Systemische Beratung
Der Ursprung der Systemischen Beratung/Therapie liegt in der Familientherapie der 1950er Jahre. Der Behandlungsansatz war damals, dass es eine:n “Problemträger:in” gibt, der behandelt werden muss. Heute ist die Sicht, dass es ein "Problemsystem” gibt, also das „Problem“ aus den Wechselwirkungen innerhalb eines Systems entsteht. Ein System bedeutet ein sozialer Zusammenhang oder Kontext, wie z.B. Familie, Kollegium oder Gartenverein. Jedes System strebt nach Gleichgewicht (Homöostase) und verändert sich ein Systemanteil versucht sich das System zu regulieren. Dadurch verändert sich das Verhalten, Denk- und Kommunikationsmuster aller Beteiligten.
Der Fokus ist, die Erforschung der Bedeutung des “Problems” für die Personen im jeweiligen Beziehungskontext - nicht die Ursachenklärung.
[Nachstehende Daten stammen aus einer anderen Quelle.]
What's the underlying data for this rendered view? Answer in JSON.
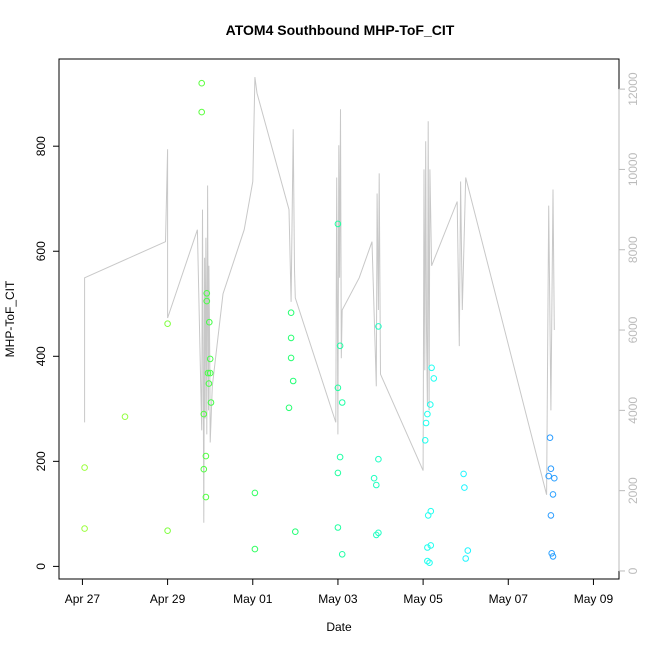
{
  "chart_data": {
    "type": "scatter",
    "title": "ATOM4 Southbound MHP-ToF_CIT",
    "xlabel": "Date",
    "ylabel": "MHP-ToF_CIT",
    "x_tick_labels": [
      "Apr 27",
      "Apr 29",
      "May 01",
      "May 03",
      "May 05",
      "May 07",
      "May 09"
    ],
    "y_ticks": [
      0,
      200,
      400,
      600,
      800
    ],
    "y_right_ticks": [
      0,
      2000,
      4000,
      6000,
      8000,
      10000,
      12000
    ],
    "xlim": [
      -0.55,
      12.6
    ],
    "ylim": [
      -24,
      966
    ],
    "y_right_lim": [
      -200,
      12750
    ],
    "grid": false,
    "x_units": "days since Apr 27",
    "points": [
      [
        0.05,
        188,
        "#9cff3e"
      ],
      [
        0.05,
        72,
        "#9cff3e"
      ],
      [
        1.0,
        285,
        "#93ff40"
      ],
      [
        2.0,
        462,
        "#80ff40"
      ],
      [
        2.0,
        68,
        "#80ff40"
      ],
      [
        2.8,
        920,
        "#5cff40"
      ],
      [
        2.8,
        865,
        "#5cff40"
      ],
      [
        2.85,
        290,
        "#50ff40"
      ],
      [
        2.85,
        185,
        "#50ff40"
      ],
      [
        2.9,
        210,
        "#50ff40"
      ],
      [
        2.9,
        132,
        "#50ff40"
      ],
      [
        2.92,
        520,
        "#48ff45"
      ],
      [
        2.92,
        505,
        "#48ff45"
      ],
      [
        2.95,
        368,
        "#48ff45"
      ],
      [
        2.97,
        348,
        "#48ff45"
      ],
      [
        2.98,
        465,
        "#45ff48"
      ],
      [
        3.0,
        395,
        "#45ff48"
      ],
      [
        3.0,
        368,
        "#45ff48"
      ],
      [
        3.02,
        312,
        "#45ff48"
      ],
      [
        4.05,
        140,
        "#30ff60"
      ],
      [
        4.05,
        33,
        "#30ff60"
      ],
      [
        4.85,
        302,
        "#25ff70"
      ],
      [
        4.9,
        483,
        "#25ff70"
      ],
      [
        4.9,
        435,
        "#25ff70"
      ],
      [
        4.9,
        397,
        "#25ff70"
      ],
      [
        4.95,
        353,
        "#22ff75"
      ],
      [
        5.0,
        66,
        "#22ff75"
      ],
      [
        6.0,
        652,
        "#20ffa0"
      ],
      [
        6.0,
        340,
        "#20ffa0"
      ],
      [
        6.0,
        178,
        "#20ffa0"
      ],
      [
        6.0,
        74,
        "#20ffa0"
      ],
      [
        6.05,
        420,
        "#20ffa5"
      ],
      [
        6.05,
        208,
        "#20ffa5"
      ],
      [
        6.1,
        23,
        "#20ffa5"
      ],
      [
        6.1,
        312,
        "#20ffa5"
      ],
      [
        6.85,
        168,
        "#20ffc0"
      ],
      [
        6.9,
        155,
        "#20ffc0"
      ],
      [
        6.9,
        60,
        "#20ffc0"
      ],
      [
        6.95,
        457,
        "#20ffc5"
      ],
      [
        6.95,
        204,
        "#20ffc5"
      ],
      [
        6.95,
        64,
        "#20ffc5"
      ],
      [
        8.05,
        240,
        "#20ffee"
      ],
      [
        8.07,
        273,
        "#20ffee"
      ],
      [
        8.1,
        290,
        "#20ffee"
      ],
      [
        8.1,
        10,
        "#20ffee"
      ],
      [
        8.1,
        36,
        "#20ffee"
      ],
      [
        8.12,
        97,
        "#20fff0"
      ],
      [
        8.15,
        7,
        "#20fff0"
      ],
      [
        8.17,
        308,
        "#20fff0"
      ],
      [
        8.18,
        40,
        "#20fff0"
      ],
      [
        8.18,
        105,
        "#20fff0"
      ],
      [
        8.2,
        378,
        "#20fff2"
      ],
      [
        8.25,
        358,
        "#20fff2"
      ],
      [
        8.95,
        176,
        "#20f5ff"
      ],
      [
        8.97,
        150,
        "#20f5ff"
      ],
      [
        9.0,
        15,
        "#20f5ff"
      ],
      [
        9.05,
        30,
        "#20f5ff"
      ],
      [
        10.95,
        172,
        "#2a9cff"
      ],
      [
        10.98,
        245,
        "#2a9cff"
      ],
      [
        11.0,
        186,
        "#2a9cff"
      ],
      [
        11.0,
        97,
        "#2a9cff"
      ],
      [
        11.02,
        25,
        "#2aa0ff"
      ],
      [
        11.05,
        137,
        "#2aa0ff"
      ],
      [
        11.05,
        19,
        "#2aa0ff"
      ],
      [
        11.08,
        168,
        "#2aa0ff"
      ]
    ],
    "line_series": {
      "axis": "right",
      "color": "#c8c8c8",
      "points": [
        [
          0.05,
          3700
        ],
        [
          0.05,
          7300
        ],
        [
          1.95,
          8200
        ],
        [
          2.0,
          10500
        ],
        [
          2.0,
          6300
        ],
        [
          2.7,
          8500
        ],
        [
          2.8,
          3500
        ],
        [
          2.82,
          9000
        ],
        [
          2.85,
          1200
        ],
        [
          2.87,
          7800
        ],
        [
          2.88,
          3800
        ],
        [
          2.9,
          8300
        ],
        [
          2.92,
          3400
        ],
        [
          2.94,
          9600
        ],
        [
          2.96,
          4000
        ],
        [
          2.97,
          7600
        ],
        [
          2.99,
          5200
        ],
        [
          3.0,
          3200
        ],
        [
          3.05,
          4600
        ],
        [
          3.3,
          6900
        ],
        [
          3.8,
          8500
        ],
        [
          4.0,
          9700
        ],
        [
          4.05,
          12300
        ],
        [
          4.1,
          11900
        ],
        [
          4.85,
          9000
        ],
        [
          4.9,
          6700
        ],
        [
          4.95,
          11000
        ],
        [
          4.98,
          7500
        ],
        [
          5.0,
          6800
        ],
        [
          5.95,
          3700
        ],
        [
          5.97,
          9800
        ],
        [
          6.0,
          3400
        ],
        [
          6.02,
          10600
        ],
        [
          6.04,
          7300
        ],
        [
          6.06,
          11500
        ],
        [
          6.08,
          5300
        ],
        [
          6.1,
          6500
        ],
        [
          6.5,
          7300
        ],
        [
          6.8,
          8200
        ],
        [
          6.9,
          4600
        ],
        [
          6.92,
          9400
        ],
        [
          6.95,
          6500
        ],
        [
          6.97,
          9900
        ],
        [
          7.0,
          4900
        ],
        [
          8.0,
          2500
        ],
        [
          8.02,
          10000
        ],
        [
          8.04,
          5000
        ],
        [
          8.06,
          10700
        ],
        [
          8.08,
          6000
        ],
        [
          8.1,
          4100
        ],
        [
          8.12,
          11200
        ],
        [
          8.14,
          4000
        ],
        [
          8.16,
          10000
        ],
        [
          8.2,
          7600
        ],
        [
          8.8,
          9200
        ],
        [
          8.85,
          5600
        ],
        [
          8.88,
          9700
        ],
        [
          8.92,
          6500
        ],
        [
          9.0,
          9800
        ],
        [
          10.9,
          1900
        ],
        [
          10.95,
          9100
        ],
        [
          11.0,
          4000
        ],
        [
          11.05,
          9500
        ],
        [
          11.08,
          6000
        ]
      ]
    }
  }
}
Entsprechend dem Konstruktivismus hat jede:r eine individuelle Vorstellung von “Wirklichkeit”. Auch Sprache konstruiert/erschafft Gefühle und Vorstellungen, z.B. das Wort “Problem” ist allgemein negativ besetzt. „Herausforderung“ oder „Entwicklungschance“ eher neutral bis positiv.
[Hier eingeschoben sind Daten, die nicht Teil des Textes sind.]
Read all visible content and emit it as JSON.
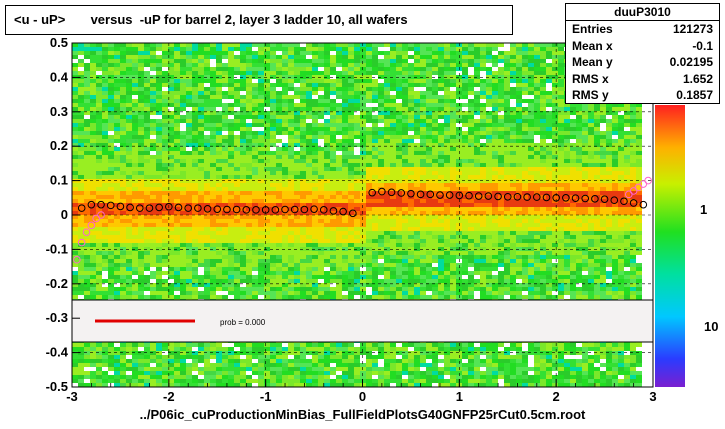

Das Ziel der Systemischen Beratung/Therapie ist, Menschen dazu zu animieren eine Welt zu konstruieren, die weniger leidvoll ist. Die Methode ist die Dekonstruktion von Wirklichkeiten, z.B. durch Fragen: „Was würden Sie am meisten vermissen, wenn das Problem plötzlich weg wäre?“ oder die Verschreibung eines Symptoms: „Morgen um 15:00 verabreden Sie sich mit sich selbst, um eine Stunde lang depressiv zu sein.“ Perturbation (Verstörung) unterbricht gewohnte Muster und diese Irritation kann zu einer anderen Sicht- und Handlungsweise führen.
Grundhaltung
- Neutralitätsprinzip: die wertfreie Annahme der Wirklichkeiten von Klient:innen
- Klient:innen in ihren Systemzusammenhängen sehen
- Allparteilichkeit: unparteiisch bleiben gegenüber allen Systempartner:innen
- Es gibt einen guten Grund/Sinn für ein Verhalten
- Konflikte und Verhaltensauffälligkeiten werden als Lösungsversuche des Systems gewürdigt
- Menschen/Systeme können eigene Lösungen entwickeln
- Berater:innen wissen die Lösung nicht - auch sie vertrauen dem Prozess
- Jede Intervention, die zu einer Veränderung im Verhalten, Denken, Fühlen oder Wahrnehmen führt, kann eine Lösung begünstigen
- Ausnahmen sind Vorboten von Lösungen "Wann war das Problem kleiner?" "Was war da anders?"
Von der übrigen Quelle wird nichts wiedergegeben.